Bodybuilder’s Guide to Vitamin B Complex

Vitamin B complex is a bodybuilder’s best friend, and here’s why.  This supplement contains riboflavin, B6, B12, thiamin, biotin, pantothenic acid, and folate.  This group of vitamins and nutrients are amazing at creating energy, which is crucial to successful workouts.  Let’s look at each of these components further and see just how they make vitamin B complex so useful.

Riboflavin (B2)

Riboflavin or B2 is a B vitamin that the small intestine absorbs.  This B vitamin helps create aerobic energy by converting nutrients into energy, as well as helping maintaining healthy cellular functions.  A lack of riboflavin can cause poor performance, lack of focus, and a lack of endurance. However, since riboflavin can be found in many common foods such as milk, eggs, cottage cheese and yogurt, chances are that a healthy diet will provide all the riboflavin you need.

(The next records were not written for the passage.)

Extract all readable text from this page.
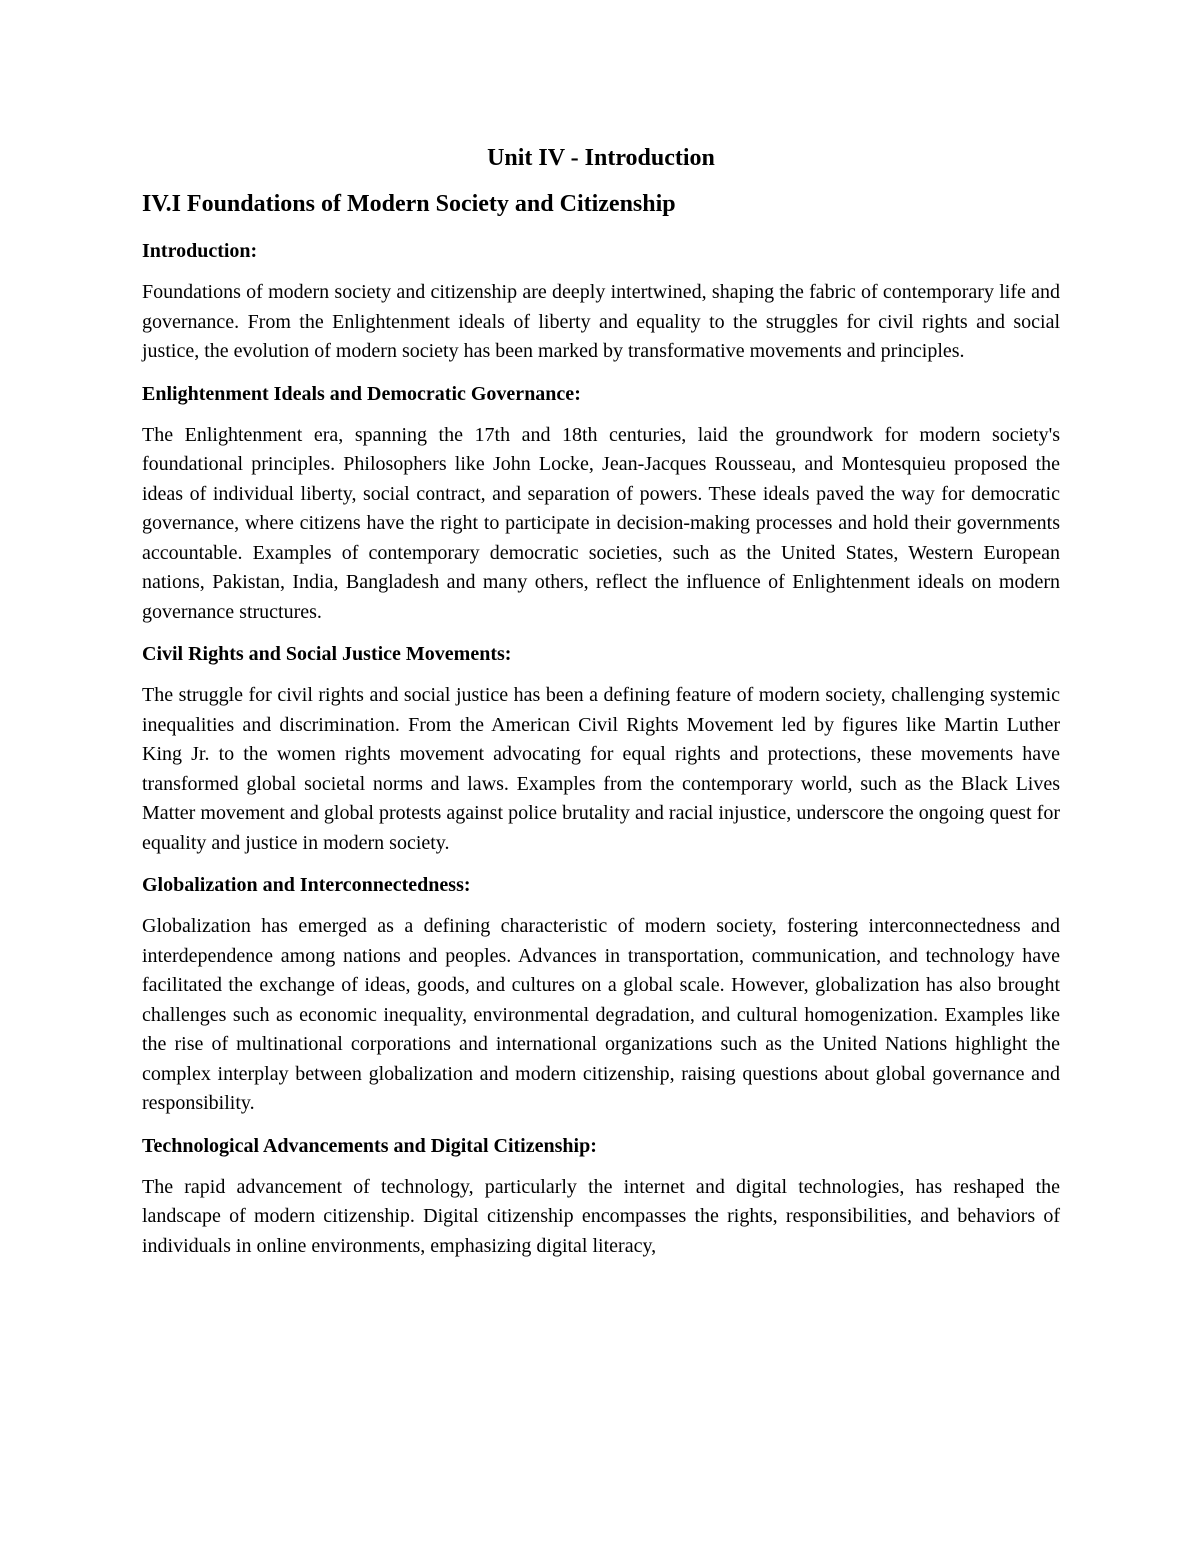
Unit IV - Introduction
IV.I Foundations of Modern Society and Citizenship
Introduction:

Foundations of modern society and citizenship are deeply intertwined, shaping the fabric of contemporary life and governance. From the Enlightenment ideals of liberty and equality to the struggles for civil rights and social justice, the evolution of modern society has been marked by transformative movements and principles.

Enlightenment Ideals and Democratic Governance:

The Enlightenment era, spanning the 17th and 18th centuries, laid the groundwork for modern society's foundational principles. Philosophers like John Locke, Jean-Jacques Rousseau, and Montesquieu proposed the ideas of individual liberty, social contract, and separation of powers. These ideals paved the way for democratic governance, where citizens have the right to participate in decision-making processes and hold their governments accountable. Examples of contemporary democratic societies, such as the United States, Western European nations, Pakistan, India, Bangladesh and many others, reflect the influence of Enlightenment ideals on modern governance structures.

Civil Rights and Social Justice Movements:

The struggle for civil rights and social justice has been a defining feature of modern society, challenging systemic inequalities and discrimination. From the American Civil Rights Movement led by figures like Martin Luther King Jr. to the women rights movement advocating for equal rights and protections, these movements have transformed global societal norms and laws. Examples from the contemporary world, such as the Black Lives Matter movement and global protests against police brutality and racial injustice, underscore the ongoing quest for equality and justice in modern society.

Globalization and Interconnectedness:

Globalization has emerged as a defining characteristic of modern society, fostering interconnectedness and interdependence among nations and peoples. Advances in transportation, communication, and technology have facilitated the exchange of ideas, goods, and cultures on a global scale. However, globalization has also brought challenges such as economic inequality, environmental degradation, and cultural homogenization. Examples like the rise of multinational corporations and international organizations such as the United Nations highlight the complex interplay between globalization and modern citizenship, raising questions about global governance and responsibility.

Technological Advancements and Digital Citizenship:

The rapid advancement of technology, particularly the internet and digital technologies, has reshaped the landscape of modern citizenship. Digital citizenship encompasses the rights, responsibilities, and behaviors of individuals in online environments, emphasizing digital literacy,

This vitamin is found in a large quantity of foods, and is safely added to even more.  B6 plays a role in a variety of functions within the body, such as breaking down glycogen for energy, helping produce red and white blood cells, supporting energy production, helps synthesize amino acids, and can even reduce the risk of cardiovascular disease.  Without a healthy amount of B6, you can suffer from a weakened immune system, muscle weakness, nausea, and anemia. This can hinder not only your workout performance, but your bodily functions as a whole. On the other hand, too much B6 in your diet can cause toxicity in your blood, which in turn can lead to peripheral nerve damage.  It’s important to consider any medications you are taking as well, especially antibiotics as B6 can interfere with certain ones. Since B6 is found in most high-protein foods like fish, eggs, beef, and poultry, you shouldn’t need to supplement specifically for the vitamin.

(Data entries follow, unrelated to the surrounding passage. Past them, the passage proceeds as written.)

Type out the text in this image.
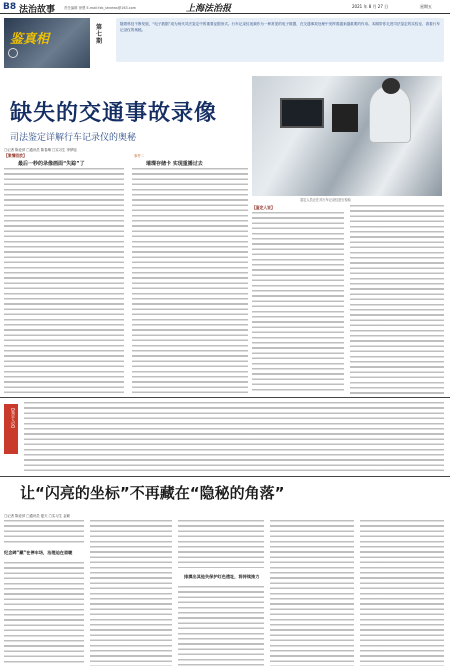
B8 法治故事	责任编辑 徐慧 E-mail:fzb_shnews@163.com	上海法治报	2021 年 8 月 27 日	星期五
鉴真相
第七期
随着科技不断发展，“电子数据”成为现代司法鉴定中的重要证据形式。行车记录仪视频作为一种常见的电子数据，在交通事故处理中发挥着越来越重要的作用。本期带你走进司法鉴定的实验室，看看行车记录仪的奥秘。
缺失的交通事故录像
司法鉴定详解行车记录仪的奥秘
□记者 陈爱萍 □通讯员 陈春琳 □实习生 李梦瑶
鉴定人员正在对行车记录仪进行检验
【案情回放】
最后一秒的录像画面“失踪”了
事件二
璀璨存储卡 实现重播过去
【鉴定人说】
【鉴定人说】
让“闪亮的坐标”不再藏在“隐秘的角落”
□记者 陈爱萍 □通讯员 夏天 □实习生 金颖
纪念碑”藏”在停车场，治理迫在眉睫
排摸出其他失保护红色遗址，将持续推力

B12, like B6, plays a major role in multiple functions of the body.  It helps keep the myelin sheath, a protective layer that surrounds nerve fibers, healthy and strong.  The vitamin also helps convert nutrients into energy as well as aiding in the production of red blood cell production.  When you have a B12 deficiency, it’s most likely due to a poor diet. B12 is only found in animal products like dairy, eggs, and meat, and is an important component when considering its energy boosting abilities, its abilities to aid the nervous system, and its ability to lower the risk of cardiovascular disease.  Unlike B6, B12 isn’t dangerous if “too much” is absorbed, but it can interfere with medication designed to decrease stomach acid.

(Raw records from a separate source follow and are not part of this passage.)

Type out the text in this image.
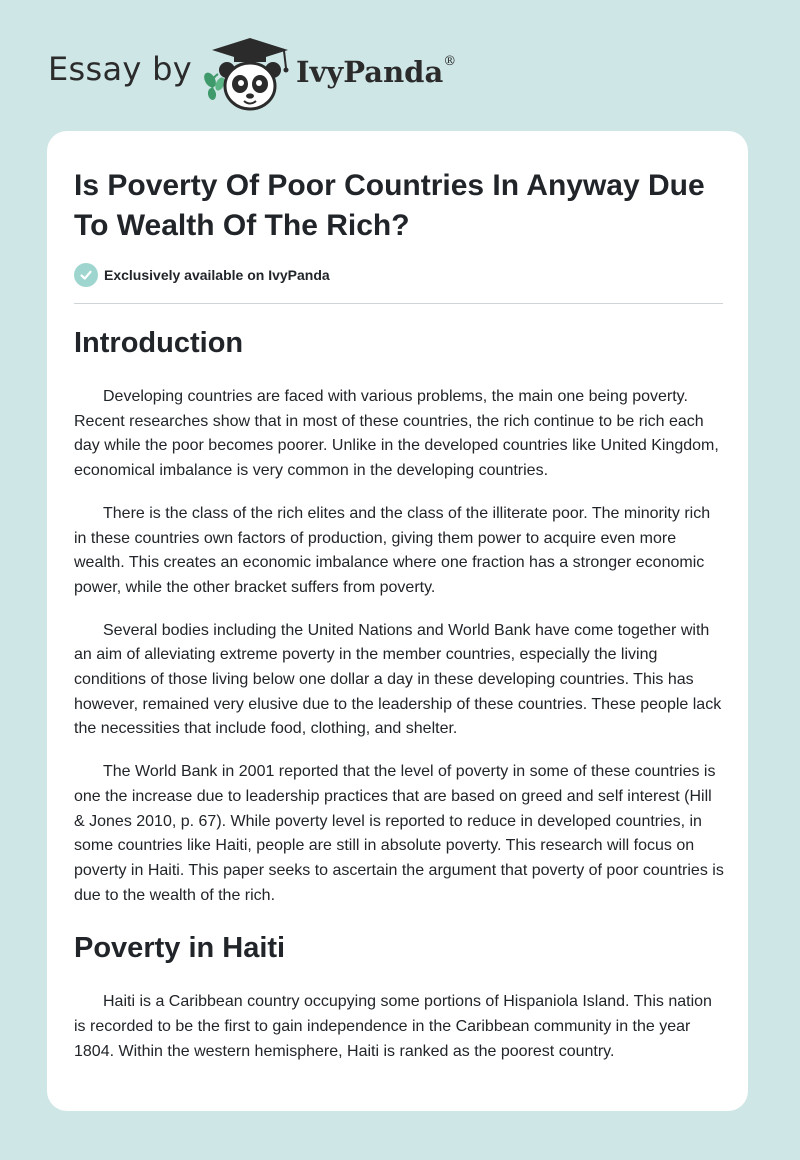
Essay by	IvyPanda®
Is Poverty Of Poor Countries In Anyway Due To Wealth Of The Rich?
Exclusively available on IvyPanda
Introduction

Developing countries are faced with various problems, the main one being poverty. Recent researches show that in most of these countries, the rich continue to be rich each day while the poor becomes poorer. Unlike in the developed countries like United Kingdom, economical imbalance is very common in the developing countries.

There is the class of the rich elites and the class of the illiterate poor. The minority rich in these countries own factors of production, giving them power to acquire even more wealth. This creates an economic imbalance where one fraction has a stronger economic power, while the other bracket suffers from poverty.

Several bodies including the United Nations and World Bank have come together with an aim of alleviating extreme poverty in the member countries, especially the living conditions of those living below one dollar a day in these developing countries. This has however, remained very elusive due to the leadership of these countries. These people lack the necessities that include food, clothing, and shelter.

The World Bank in 2001 reported that the level of poverty in some of these countries is one the increase due to leadership practices that are based on greed and self interest (Hill & Jones 2010, p. 67). While poverty level is reported to reduce in developed countries, in some countries like Haiti, people are still in absolute poverty. This research will focus on poverty in Haiti. This paper seeks to ascertain the argument that poverty of poor countries is due to the wealth of the rich.

Poverty in Haiti

Haiti is a Caribbean country occupying some portions of Hispaniola Island. This nation is recorded to be the first to gain independence in the Caribbean community in the year 1804. Within the western hemisphere, Haiti is ranked as the poorest country.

When it comes to energy production, few vitamins are as useful as thiamin.  Thiamin is key to assisting your body in the breakdown of glycogen and branched-chain amino acids.  Too little thiamin in your diet can cause a lack of energy and decreased focus, but thankfully this vitamin isn’t a hard one to find.  It can be found in wheat germ, pork, nuts, and legumes, as well as multiple supplements and multivitamins. Another positive side of thiamin is that it’s basically impossible to have too much, as any excess of the vitamin will simply be removed by the body through urine.  Also, the vitamin has no known interactions with medications.

Biotin (B7)

Biotin is another helpful vitamin that converts nutrients into energy, as well as synthesizing DNA to ensure healthy cell development.  Since your body needs such a small amount of biotin, and it’s so easily found in foods like nuts, green leafy vegetables, legumes, and cheese, deficiencies are rare.  On the other end of the spectrum, too much biotin seems to have no impact on the body, and there are no known interactions between the vitamin and medications.

Pantothenic Acid (B5)

This vitamin plays a huge role in metabolism and energy production.  Without a healthy amount of this vitamin, you can experience fatigue, nausea, sleep disruption, and impaired coordination.  Thankfully, this is a vitamin that can be found in a healthy diet, as well as multiple supplements. Tomatoes, beef, dairy, legumes, and poultry are all excellent sources of pantothenic acid, and since there are no side effects to having “too much” of the vitamin, you don’t have to change the amounts of these foods that you eat to counteract the amount of the vitamin you absorb.  Also, pantothenic acid has no known interactions with medications.

Folate (Folic Acid)

When it comes to cell division and DNA synthesis, folate is the vitamin you need.  This vitamin also plays an important role in repair tissues and helping in the maturation of red blood cells.  Folate is also an important component to consider when pregnant, as it aids in the development of a healthy embryo.  It can even lower the risk of heart disease. Folate can be easily consumed through your diet, as it is found in dark green leafy vegetables, fortified grains, legumes, and strawberries.  Too much folate in itself isn’t dangerous, but elevated levels can hide vitamin B12 deficiencies. There are no known interactions between folate and medications.